Nakamura F, Mino T, Yamamoto J, Naka M, Tanaka T
Department of Molecular and Cellular Pharmacology, Mie University School of Medicine, Japan.
J Biol Chem. 1993 Mar 25;268(9):6194-201.
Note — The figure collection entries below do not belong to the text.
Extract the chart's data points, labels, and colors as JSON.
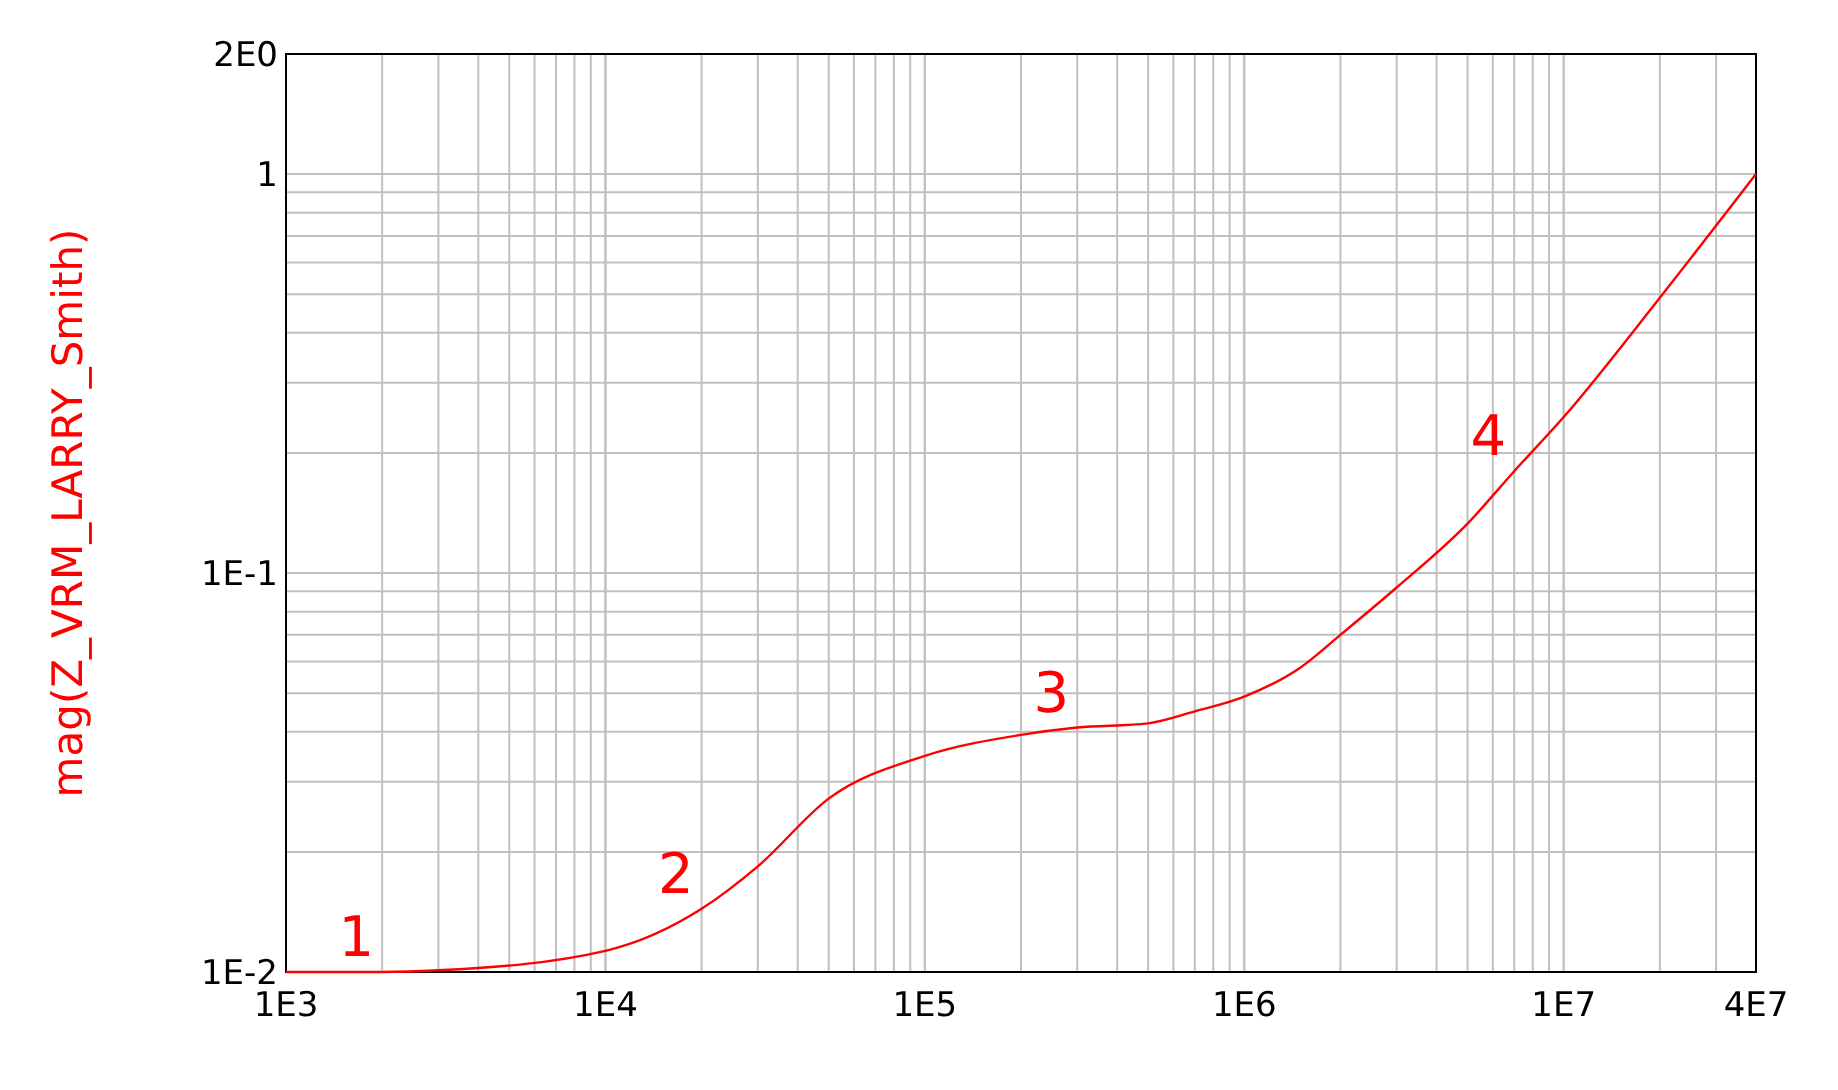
{
  "chart_data": {
    "type": "line",
    "ylabel": "mag(Z_VRM_LARRY_Smith)",
    "log": "xy",
    "grid": true,
    "marker": "none",
    "line_style": "solid",
    "x": [
      1000,
      2000,
      3000,
      10000,
      20000,
      30000,
      50000,
      100000,
      200000,
      300000,
      500000,
      700000,
      1000000,
      1500000,
      2000000,
      3000000,
      5000000,
      7000000,
      10000000,
      20000000,
      40000000
    ],
    "series": [
      {
        "color": "#ff0000",
        "values": [
          0.01,
          0.01,
          0.0101,
          0.0113,
          0.0144,
          0.0184,
          0.0272,
          0.0348,
          0.0393,
          0.041,
          0.042,
          0.045,
          0.049,
          0.058,
          0.07,
          0.092,
          0.133,
          0.18,
          0.246,
          0.49,
          1.0
        ]
      }
    ],
    "xlim": [
      1000,
      40000000
    ],
    "xticks": [
      {
        "value": 1000,
        "label": "1E3"
      },
      {
        "value": 10000,
        "label": "1E4"
      },
      {
        "value": 100000,
        "label": "1E5"
      },
      {
        "value": 1000000,
        "label": "1E6"
      },
      {
        "value": 10000000,
        "label": "1E7"
      },
      {
        "value": 40000000,
        "label": "4E7"
      }
    ],
    "ylim": [
      0.01,
      2
    ],
    "yticks": [
      {
        "value": 0.01,
        "label": "1E-2"
      },
      {
        "value": 0.1,
        "label": "1E-1"
      },
      1,
      {
        "value": 2,
        "label": "2E0"
      }
    ],
    "annotations": [
      {
        "text": "1",
        "x": 2000,
        "y": 0.01
      },
      {
        "text": "2",
        "x": 20000,
        "y": 0.0144
      },
      {
        "text": "3",
        "x": 300000,
        "y": 0.041
      },
      {
        "text": "4",
        "x": 7000000,
        "y": 0.18
      }
    ]
  }
}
F-actin and tropomyosin inhibited the phosphorylation of calponin by protein kinase C, and the phosphorylation reduced the binding of calponin to F-actin and tropomyosin. Labeled phosphate from [gamma-32P]ATP was retained both on the chymotryptic NH2-terminal 22-kDa fragment, which contains the actin-, tropomyosin-, and calmodulin-binding regions, and on the COOH-terminal 12-kDa fragment. Fractionation of tryptic 32P-labeled peptides by high performance liquid chromatography allowed isolation of three phosphopeptides (designated T1, T2, and T3), each of which was located in three repeating amino acid motifs of calponin. Both the relative initial rates and extent of phosphorylation decreased in the order T2 > T3 > T1. Both serine and threonine residues were phosphorylated in T1 (GASQAGMTAPGTK), and only a threonine residue was phosphorylated in T2 (FASQQGMTAYGTR) and in T3 (GASQQGMTVYGLPR). As the 22-kDa fragment contained only T2, the phosphorylation site in T2 appeared to regulate the binding of calponin to F-actin and tropomyosin. The amino acid sequence of T2 indicates that protein kinase C phosphorylates Thr184. Thus Thr184 is the preferred site of phosphorylation and is functionally the most important of the sites phosphorylated by protein kinase C in smooth muscle calponin.
F-肌动蛋白和原肌球蛋白抑制了蛋白激酶C对钙调蛋白的磷酸化作用,而这种磷酸化作用降低了钙调蛋白与F-肌动蛋白和原肌球蛋白的结合。来自[γ-32P]ATP的标记磷酸盐保留在胰凝乳蛋白酶作用产生的NH2末端22 kDa片段(包含肌动蛋白、原肌球蛋白和钙调蛋白结合区域)以及COOH末端12 kDa片段上。通过高效液相色谱法对胰蛋白酶作用产生的32P标记肽段进行分级分离,可分离出三种磷酸肽(分别命名为T1、T2和T3),每种磷酸肽都位于钙调蛋白的三个重复氨基酸基序中。磷酸化的相对初始速率和程度均按T2>T3>T1的顺序降低。T1(GASQAGMTAPGTK)中的丝氨酸和苏氨酸残基均被磷酸化,而T2(FASQQGMTAYGTR)和T3(GASQQGMTVYGLPR)中只有一个苏氨酸残基被磷酸化。由于22 kDa片段仅包含T2,T2中的磷酸化位点似乎调节了钙调蛋白与F-肌动蛋白和原肌球蛋白的结合。T2的氨基酸序列表明蛋白激酶C使Thr184磷酸化。因此,Thr184是磷酸化的首选位点,在功能上是蛋白激酶C在平滑肌钙调蛋白中磷酸化的位点中最重要的。